Jacksonville hosts Illinois regional Braille Challenge for visually impaired students
Jacksonville’s state school drew top blind and visually impaired students for a braille contest where the prize is a shot at Los Angeles and future independence.

Jacksonville’s Illinois School for the Visually Impaired turned its campus into a statewide proving ground for braille literacy, and Morgan County had a front-row seat to the kind of student achievement that often goes unnoticed. The 2026 Illinois Regional Braille Challenge, held March 18, brought together blind and visually impaired students from across Illinois for a competition that can send the best scorers to Los Angeles, where only the top 50 students nationwide, 10 in each category, are invited to the finals.
The challenge is not a novelty contest. Braille Institute describes it as the only academic competition of its kind, built around five skills that matter in classrooms and beyond: reading comprehension, braille spelling, speed and accuracy, proofreading, and reading charts and graphs. The contest is divided by age, from Apprentice for first- and second-graders through Varsity for 10th- through 12th-graders, giving students a way to compete against peers at similar stages of learning. Braille Institute developed the challenge 25 years ago to strengthen braille literacy, a skill that remains essential for school success, daily independence and future employment.
Among the students recognized in Jacksonville were Omar Lopez at the junior varsity level and Kaylee Cole at the varsity level. Their success underscored the range of talent developing through braille instruction, from middle schoolers building speed and precision to older students handling more complex reading and proofreading demands. For families, educators and neighbors in Morgan County, those wins were a reminder that Jacksonville is not just hosting an event. It is helping prepare students for a world where literacy means more than reading print on a page.

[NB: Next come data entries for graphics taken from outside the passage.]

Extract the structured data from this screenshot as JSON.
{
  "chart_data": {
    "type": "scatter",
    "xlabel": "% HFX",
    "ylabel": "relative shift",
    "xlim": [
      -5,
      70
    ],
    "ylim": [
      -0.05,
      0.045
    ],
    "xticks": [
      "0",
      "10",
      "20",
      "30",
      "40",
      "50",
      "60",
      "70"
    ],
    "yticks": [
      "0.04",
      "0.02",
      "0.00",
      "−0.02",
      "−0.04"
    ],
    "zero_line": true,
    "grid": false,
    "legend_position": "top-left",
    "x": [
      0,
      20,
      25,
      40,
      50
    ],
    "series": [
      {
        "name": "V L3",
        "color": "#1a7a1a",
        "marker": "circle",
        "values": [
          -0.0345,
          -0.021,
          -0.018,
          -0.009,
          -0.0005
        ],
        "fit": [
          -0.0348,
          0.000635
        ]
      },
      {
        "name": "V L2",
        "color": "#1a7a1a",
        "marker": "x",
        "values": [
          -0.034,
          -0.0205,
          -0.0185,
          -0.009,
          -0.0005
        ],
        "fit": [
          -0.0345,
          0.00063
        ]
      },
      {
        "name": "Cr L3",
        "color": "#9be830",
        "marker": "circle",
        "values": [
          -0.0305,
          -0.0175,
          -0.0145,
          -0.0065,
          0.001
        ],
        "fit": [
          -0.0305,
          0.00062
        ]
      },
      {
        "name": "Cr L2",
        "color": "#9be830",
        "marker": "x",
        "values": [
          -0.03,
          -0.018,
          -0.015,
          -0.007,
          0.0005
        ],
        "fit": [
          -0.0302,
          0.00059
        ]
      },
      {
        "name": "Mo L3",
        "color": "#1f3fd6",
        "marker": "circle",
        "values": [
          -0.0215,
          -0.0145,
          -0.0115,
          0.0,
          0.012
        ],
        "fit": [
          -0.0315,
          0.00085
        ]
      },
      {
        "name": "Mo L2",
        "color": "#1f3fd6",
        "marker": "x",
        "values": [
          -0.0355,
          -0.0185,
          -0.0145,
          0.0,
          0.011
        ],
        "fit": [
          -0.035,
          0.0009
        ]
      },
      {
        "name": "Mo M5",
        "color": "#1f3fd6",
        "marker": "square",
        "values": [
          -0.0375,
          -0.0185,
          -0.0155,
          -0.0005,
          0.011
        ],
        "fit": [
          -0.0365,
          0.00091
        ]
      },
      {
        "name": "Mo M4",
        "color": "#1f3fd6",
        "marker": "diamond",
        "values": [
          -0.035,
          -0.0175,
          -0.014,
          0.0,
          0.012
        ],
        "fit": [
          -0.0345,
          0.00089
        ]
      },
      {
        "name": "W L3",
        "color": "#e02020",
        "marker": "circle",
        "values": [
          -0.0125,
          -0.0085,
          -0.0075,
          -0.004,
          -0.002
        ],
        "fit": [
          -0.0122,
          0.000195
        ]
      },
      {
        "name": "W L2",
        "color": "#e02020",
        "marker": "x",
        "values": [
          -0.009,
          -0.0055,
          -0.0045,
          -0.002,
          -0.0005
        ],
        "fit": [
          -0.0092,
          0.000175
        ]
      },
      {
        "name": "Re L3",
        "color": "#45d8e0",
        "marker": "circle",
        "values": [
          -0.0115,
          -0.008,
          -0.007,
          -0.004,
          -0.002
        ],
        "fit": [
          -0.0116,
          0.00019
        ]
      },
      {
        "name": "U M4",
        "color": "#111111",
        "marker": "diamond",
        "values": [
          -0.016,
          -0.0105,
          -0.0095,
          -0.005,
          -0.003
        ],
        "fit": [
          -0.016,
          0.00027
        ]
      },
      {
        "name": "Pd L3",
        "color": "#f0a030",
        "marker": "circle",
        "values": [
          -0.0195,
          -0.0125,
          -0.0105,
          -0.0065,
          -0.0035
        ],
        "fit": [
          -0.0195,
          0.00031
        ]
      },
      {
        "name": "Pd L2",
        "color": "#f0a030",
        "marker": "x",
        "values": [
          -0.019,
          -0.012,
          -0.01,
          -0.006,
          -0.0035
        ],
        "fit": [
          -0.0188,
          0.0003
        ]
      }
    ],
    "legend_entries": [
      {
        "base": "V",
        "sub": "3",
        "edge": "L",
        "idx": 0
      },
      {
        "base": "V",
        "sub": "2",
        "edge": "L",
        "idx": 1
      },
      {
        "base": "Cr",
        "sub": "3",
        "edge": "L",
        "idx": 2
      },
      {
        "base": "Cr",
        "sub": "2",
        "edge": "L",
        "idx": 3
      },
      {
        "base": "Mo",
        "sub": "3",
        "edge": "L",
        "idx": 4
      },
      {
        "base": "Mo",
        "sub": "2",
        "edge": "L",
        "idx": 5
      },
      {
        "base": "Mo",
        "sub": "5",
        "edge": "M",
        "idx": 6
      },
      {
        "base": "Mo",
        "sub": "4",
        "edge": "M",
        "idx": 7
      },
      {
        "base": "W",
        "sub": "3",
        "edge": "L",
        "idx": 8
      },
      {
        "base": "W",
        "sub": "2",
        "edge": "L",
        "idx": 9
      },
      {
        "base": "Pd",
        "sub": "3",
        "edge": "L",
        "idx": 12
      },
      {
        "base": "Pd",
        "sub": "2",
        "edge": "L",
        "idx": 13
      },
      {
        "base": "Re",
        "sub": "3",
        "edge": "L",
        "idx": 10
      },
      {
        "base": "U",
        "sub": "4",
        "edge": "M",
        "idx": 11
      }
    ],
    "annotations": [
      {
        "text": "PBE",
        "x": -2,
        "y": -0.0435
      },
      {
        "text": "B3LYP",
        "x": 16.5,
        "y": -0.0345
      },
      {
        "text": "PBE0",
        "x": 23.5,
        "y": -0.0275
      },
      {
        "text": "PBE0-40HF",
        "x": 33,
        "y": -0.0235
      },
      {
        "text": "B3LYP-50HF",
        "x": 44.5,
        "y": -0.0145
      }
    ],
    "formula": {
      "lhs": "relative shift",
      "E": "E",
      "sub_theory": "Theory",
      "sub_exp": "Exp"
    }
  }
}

Sara Roy, an assistive technology educator at ISVI, said the school was excited to host the competition again and pointed to the larger goal of giving students a chance to advance to the Braille Challenge Finals in Los Angeles, scheduled for June 25-27. That final round will bring together students from across the globe, but the path starts in places like Jacksonville, where specialized instruction and a statewide school give visually impaired students a place to show what they can do.
Jacksonville has already seen the event’s reach. A regional Braille Challenge at ISVI on Feb. 14 drew 17 students from across Illinois, showing that the school has become a repeat host for one of the most demanding academic contests in the state for blind and visually impaired youth. For Morgan County, that means the school is both a local institution and a statewide hub for access, independence and opportunity.